力道山道場3羽烏とは、ジャイアント馬場、アントニオ猪木、大木金太郎の三羽である。

その三人が日本マットではなくアメリカ武者修行の出来事を史実から読み取っていく。

私自身アメリカ武者修行時代はうといので様々な発見があり面白く読めました。

馬場さんは北米マットという当時も今も黄金テリトリーを回り、リアルドルの雨を降らせたレインメーカー。
猪木さんはテネシーなど金払いの悪いプロモーターがいるところでファイトしていた。金払いが悪いので相対的にいいレスラーは来ずに金のかからないレスラーがくる。猪木さん自身、アメリカでの評価は悪くなかったが同期に馬場さんがいるためあまり目立たなかった。
大木さんは同郷である師匠の力道山襲名を夢見て、世界タイトル奪取に執念を燃やしていた。

このアメリカでの経験が三人のこの後のプロレス人生の糧となる。
馬場さんは全日本プロレスを立ち上げ、自身がサーキットした北米マットの大物レスラーを招聘し、興業に彩りを加えたが支払うギャランティーが多く経営をひっ迫していた。
また猪木新日本から度重なる挑発も受けるも、常に大人の対応を示し相手にしなかった。それはプロレスの本場アメリカでトップを取ったという余裕から来ているのであろう。

猪木さんは新日本を立ち上げた時、テレビやアメリカレスラーなどのつてはなく自分たちでやっていかなくてはならない状況に立たされた。そこでテネシー州での経験が役に立っていると思う。安いレスラーを呼び自分たちが育て安いギャランティーでファイトする。話題性に事欠かなかった新日本プロレスは全日本プロレスに負けないほどの観客動員を誇った。安いギャランティーで雇った新日本のほうが儲けは多かったろう。
また猪木さんは業界の常識に囚われずプロレスファン以外の対世間を想定し異種格闘技戦に始まる様々な仕掛けを展開していった。

大木さんは世界タイトルを取れば力道山を襲名していいよとのことで、タイトル奪取に躍起になる。そのことでプロレス興行で大事な営業活動を疎かにしてしまう。馬場猪木がそれぞれの団体で成功しているのに対し、大木さんは韓国でプロレスを発展させ続けさせることが出来なかった。
韓国では朴正煕大統領がプロレスを支援していたおかげで営業活動をしなくても観客を動員することが出来ていたが、朴正煕大統領が暗殺された時点でプロレスを維持することが出来ずに終わってしまう。

タイトル奪取に躍起になったおかげでファンからの人気は少なく、客の呼べないレスラーだった。が猪木新日本に呼ばれ一本やり頭突きのとしてブレイク猪木のマッチメーク術が光りブレイクする。

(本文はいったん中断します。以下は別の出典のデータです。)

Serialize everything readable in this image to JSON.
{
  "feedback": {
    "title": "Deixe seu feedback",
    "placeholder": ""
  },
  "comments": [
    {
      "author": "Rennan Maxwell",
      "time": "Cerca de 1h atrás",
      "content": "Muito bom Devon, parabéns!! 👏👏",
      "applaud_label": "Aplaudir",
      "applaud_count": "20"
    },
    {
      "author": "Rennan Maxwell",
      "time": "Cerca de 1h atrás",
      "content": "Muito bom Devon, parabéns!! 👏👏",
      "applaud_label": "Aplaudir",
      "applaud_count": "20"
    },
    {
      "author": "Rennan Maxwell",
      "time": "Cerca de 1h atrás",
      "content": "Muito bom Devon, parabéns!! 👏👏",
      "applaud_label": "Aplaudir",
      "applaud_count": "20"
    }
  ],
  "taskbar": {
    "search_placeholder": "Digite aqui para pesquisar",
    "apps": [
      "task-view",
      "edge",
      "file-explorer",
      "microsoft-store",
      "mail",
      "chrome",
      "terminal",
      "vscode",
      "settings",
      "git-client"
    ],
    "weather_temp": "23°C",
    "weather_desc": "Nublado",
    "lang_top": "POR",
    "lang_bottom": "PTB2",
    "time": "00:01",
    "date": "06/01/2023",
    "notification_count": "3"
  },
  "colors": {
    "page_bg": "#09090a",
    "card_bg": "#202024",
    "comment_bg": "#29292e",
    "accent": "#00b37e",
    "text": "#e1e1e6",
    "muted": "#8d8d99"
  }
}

その後全日本プロレスに呼ばれファイトする。
ようやく集客力のあるレスラーとなったが営業活動が出来ずに祖国のプロレスを発展させることが出来なかった。

アメリカ武者修行時代の事を知られて良かった。その後のプロレスラー人生に大きく影響を及ぼしているなと感じた。
また巨人の馬場、ブラジル移民の猪木、韓国人の大木、当時の世相ならはぶれそうな三人だが、プロレスを通じ人々を熱狂の渦に巻き込んだし。それぞれ人に言えないコンプレックスがあったのだと思う。その怒りやコンプレックスがありそれをぶつけるからこそこの三人は面白いのだと思った。